Has anyone actually done the maths to calculate the partial derivative of the cost function J(\vec w, b) with respect to w_j?.
I have gone through my calculations twice and I get the same result as Andrew in his Video “Gradient Descent Implementation” but with a minus sign in front of the result.
I taken screenshots of my calculations and I have pasted them here if you need to check them.
Its been many years now since I calculated partial derivatives so I may have made an error somewhere.
Hopefully someone with more recent experience can spot the error.
Apparently the non-linear log function in the cost equation is counteracted by the nonlinear exponential in the sigmoid function that is part of f(w, b).
That was just an intuition, and not a result of a mathematical deviation.
If the first derivative of the loss was not tend to zero when error tends to 0, then gradient descent would push it away which is not a favourable consequence.
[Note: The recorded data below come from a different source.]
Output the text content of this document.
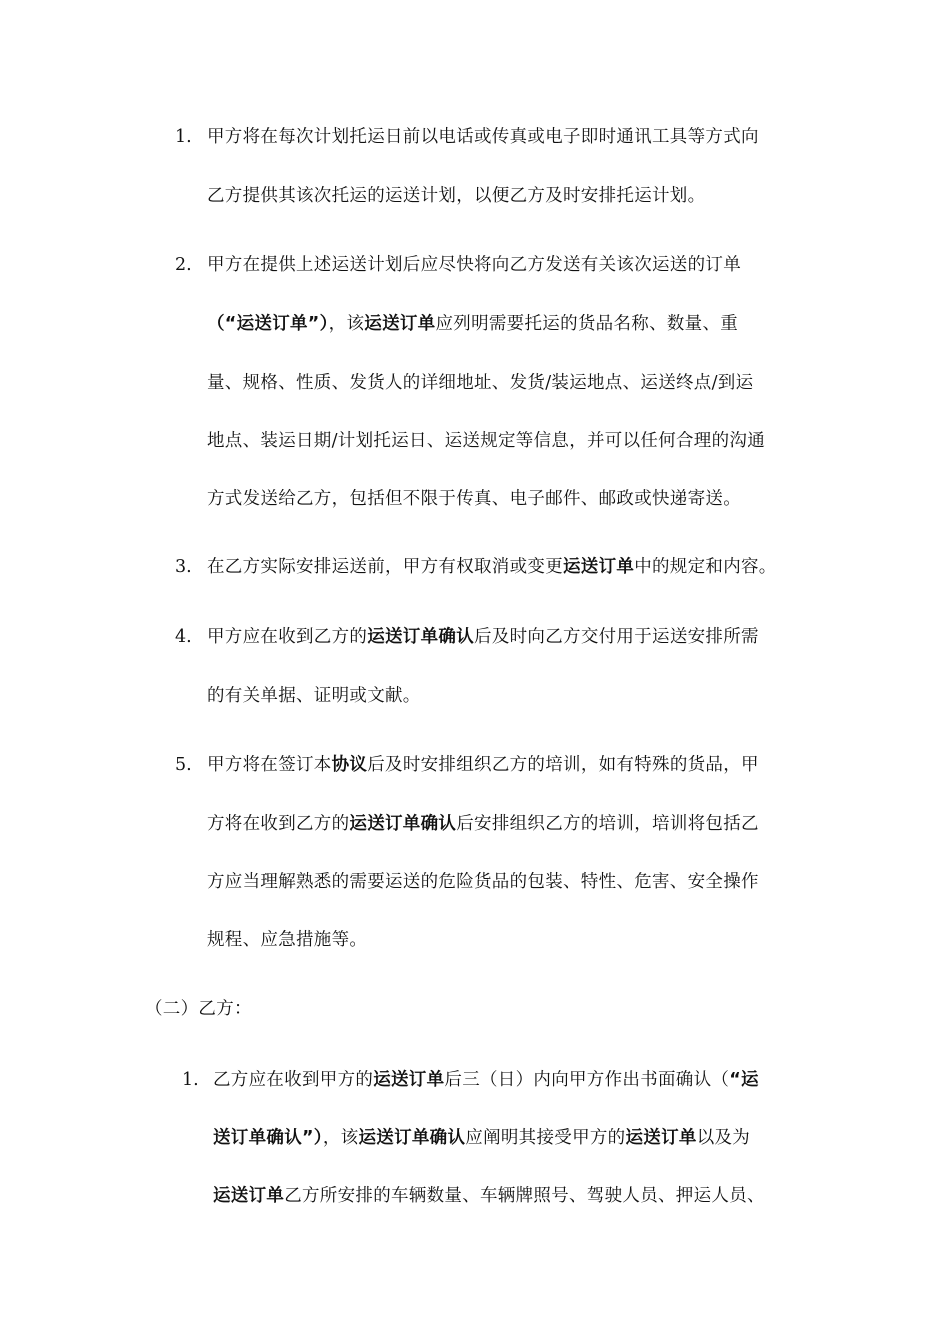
1. 甲方将在每次计划托运日前以电话或传真或电子即时通讯工具等方式向
乙方提供其该次托运的运送计划，以便乙方及时安排托运计划。
2. 甲方在提供上述运送计划后应尽快将向乙方发送有关该次运送的订单
（“运送订单”），该运送订单应列明需要托运的货品名称、数量、重
量、规格、性质、发货人的详细地址、发货/装运地点、运送终点/到运
地点、装运日期/计划托运日、运送规定等信息，并可以任何合理的沟通
方式发送给乙方，包括但不限于传真、电子邮件、邮政或快递寄送。
3. 在乙方实际安排运送前，甲方有权取消或变更运送订单中的规定和内容。
4. 甲方应在收到乙方的运送订单确认后及时向乙方交付用于运送安排所需
的有关单据、证明或文献。
5. 甲方将在签订本协议后及时安排组织乙方的培训，如有特殊的货品，甲
方将在收到乙方的运送订单确认后安排组织乙方的培训，培训将包括乙
方应当理解熟悉的需要运送的危险货品的包装、特性、危害、安全操作
规程、应急措施等。
（二）乙方：
1. 乙方应在收到甲方的运送订单后三（日）内向甲方作出书面确认（“运
送订单确认”），该运送订单确认应阐明其接受甲方的运送订单以及为
运送订单乙方所安排的车辆数量、车辆牌照号、驾驶人员、押运人员、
By error, I meant this part of your work → . It was called error because it’s the difference between the truth and the prediction.
Doesn’t this argument sound reasonable to you? I am a Physics graduate, and we always like to discuss intuitive understanding of maths formula, though it’s not always easy to.
Cheers,
Raymond
P.S. you have presented mathematically the result of the loss being proportional to the error
The slides might not have (I havn’t checked all of them) specified the base for the log, but if we think backward from the final result of gradient descent of logistic regression, the base was e.
But this is a Machine Learning class, though I don’t know who can tell what Machine Learning nomenclature is regarding the use of log, but this Machine Learning Specialization uses base e.